À 8 h 04 minutes précisément, la vie de Rachel, celle de Mathilde, de Jean et de Tessa, toute leur vie avait changé. Vu de l’extérieur, c’était juste un progrès, rien de révolutionnaire. Vue de l’intérieur, c’est ne rien connaître à l’amour que de penser que ce mot là n’avait rien d’extraordinaire. Comment ne pas se réjouir d’un pas en avant, d’une porte qui s’ouvre, d’une fenêtre qui aère ? Un premier mot : Ange gardien qui précède tous les autres.
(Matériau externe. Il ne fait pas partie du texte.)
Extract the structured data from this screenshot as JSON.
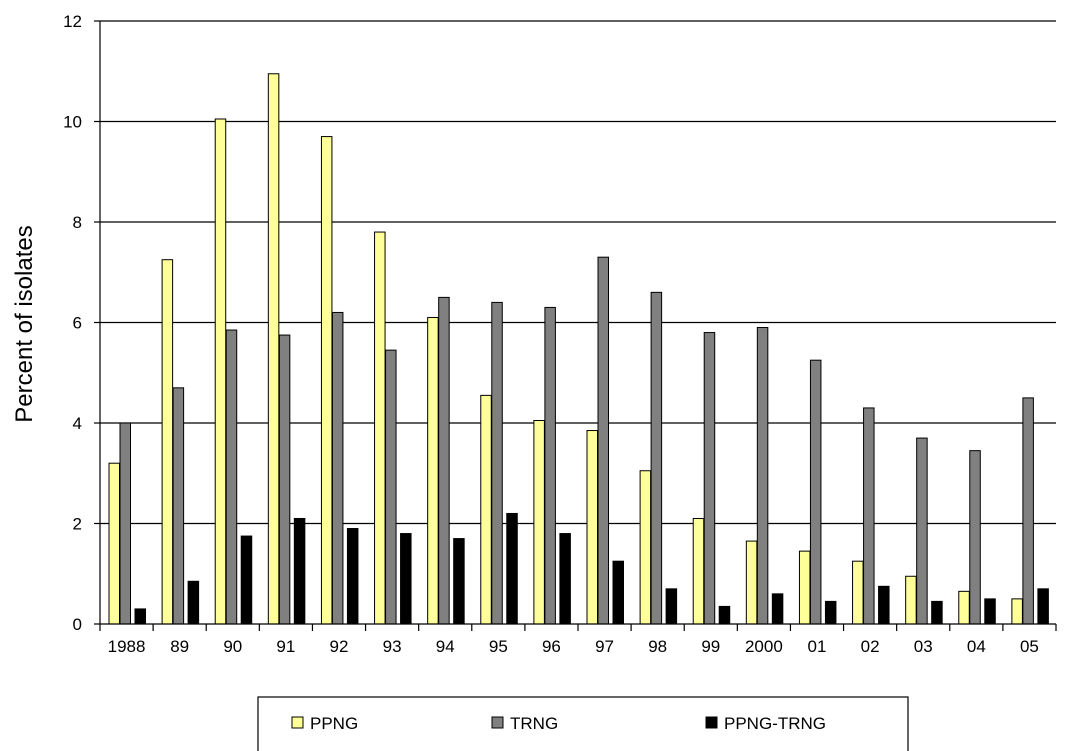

Un mot qui tranche avec le passé, un mot plein de promesses, un mot qui coupe, qui sépare et répare. Un mot. Rien qu’un mot. De l’amour en fusion, de la tendresse en prévision, de la vie à venir, à foison. De la liberté aussi. Un mot. Un petit mot pas comme les autres. Un mot venu d’ailleurs : « Sécateur ! »….
Le jour qui suivit, Mathilde se rendit à la jardinerie du coin. Elle acheta un autre sécateur. Avec des poignées rouge vif. Elle n’en avait absolument pas besoin. Mais elle le voulait, plus gros, plus cher, plus grand. Elle pensait le ranger dans le petit coffre en bois de sa véranda. Là, où elle cache tous ses trésors. Là, où un jour, elle espère, elle le prendra de nouveau et racontera cette histoire à sa fille, au cas où. Peut-être aura-t-elle oublié ? Quant à elle, il n’y avait aucun risque.
« Sécateur ! ». La suite lui donna raison, Rachel devint très bavarde. Elle fit de grand progrès. Les mots sont porteurs de tant d’amour à donner, à recevoir, à libérer, à comprendre, à caresser.
« Sécateur ! ».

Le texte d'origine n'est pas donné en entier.